My experiences with Dr. Jaranilla, for one, have allowed me to map out the economic geography of Metro-Detroit, where wealth and poverty exist in such close proximities. Never have economic disparities been so defined. Driving northbound of I-75 can move me from poverty to wealth well under five minutes. Secondly, I have witnessed how these geographical inequities transcend to disparities on many levels, one of which is disparities in health . Although healthcare access is all within the reach of our patients in inner-city Detroit, I have witnessed a number of inequities that still persist. Mrs. Williams, a homebound patient with foot gangrene, has been denied physical therapy service because of a co-pay issue. Mr. Emas, a wheelchair bound veteran, has been unable to diligently keep up with his appointments at the DMC due to his disability and lack of reliable transportation. Mrs. Muraszewski has complained about the predominance of fast food chains in Detroit and the subsequent lack of access to healthy food options and produce. I have learned, firsthand, that race, socioeconomic factors, disability, and the physical environment shape health outcomes tremendously.

More importantly, it enabled me to gain, firsthand, a whole new perspective about managing disease and illness. Almost all of the patients we see in inner-city Detroit have or experience symptoms to chronic diseases- cardiovascular and diabetes. I can’t help but ponder why there is such a focus on medical treatment than upstream prevention and risk assessment in managing this pervasive problem of chronic diseases in the urban poor.

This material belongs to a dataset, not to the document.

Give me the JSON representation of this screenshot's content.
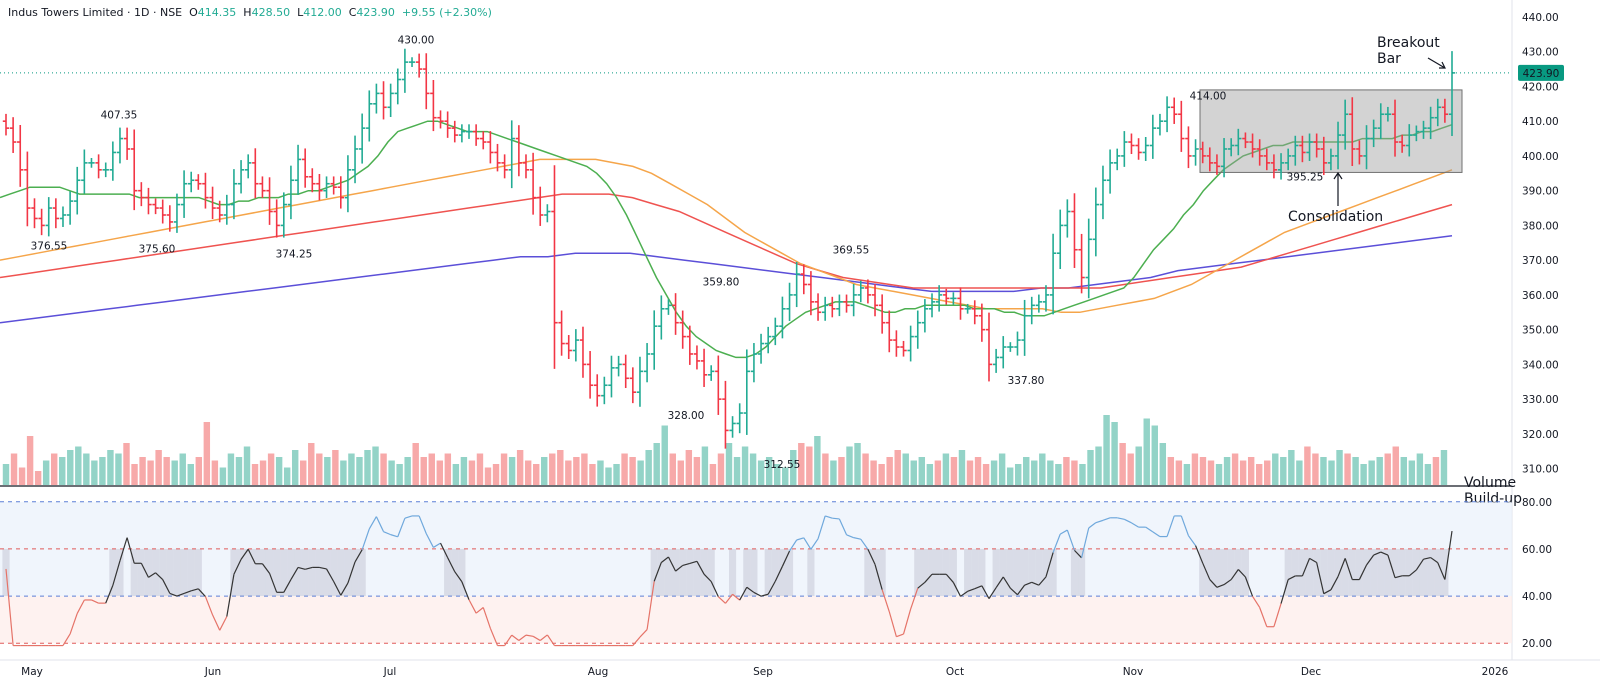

Such personal encounters resonated with my life experiences of disease and illness in Guizo. I have realized that examining health issues through a social lens is as important, or even more important, than scrutinizing them under a microscope. It was through such compounding realizations that I became interested in actively playing a role in health disparities issues both in children and in the urban poor. It was also for this reason that I became interested in public health and epidemiology. I believe that examining the role that society plays in shaping health issues better equips health professionals with a well-rounded understanding as to how disease and illness should be better addressed.

From my shadowing experiences, Stacy, a 46-yearl old woman with multiple sclerosis, stood out to me. She has a good spirit for someone with a chronic illness. One time as Dr. Jaranilla and I was about to leave her home, she uttered jokingly to me, “I look forward to the day when you will be a doctor and you will be taking care of me.” She had no idea that her words moved me immensely. Such retort, to me was very powerful and inspiring. As Dr. Jarnilla and I left her house, I remember opening the door and stepping out of the porch with a strong sense of purpose. “I sure will!” I fervently responded, more determined than I ever was for a future with a great responsibility at hand.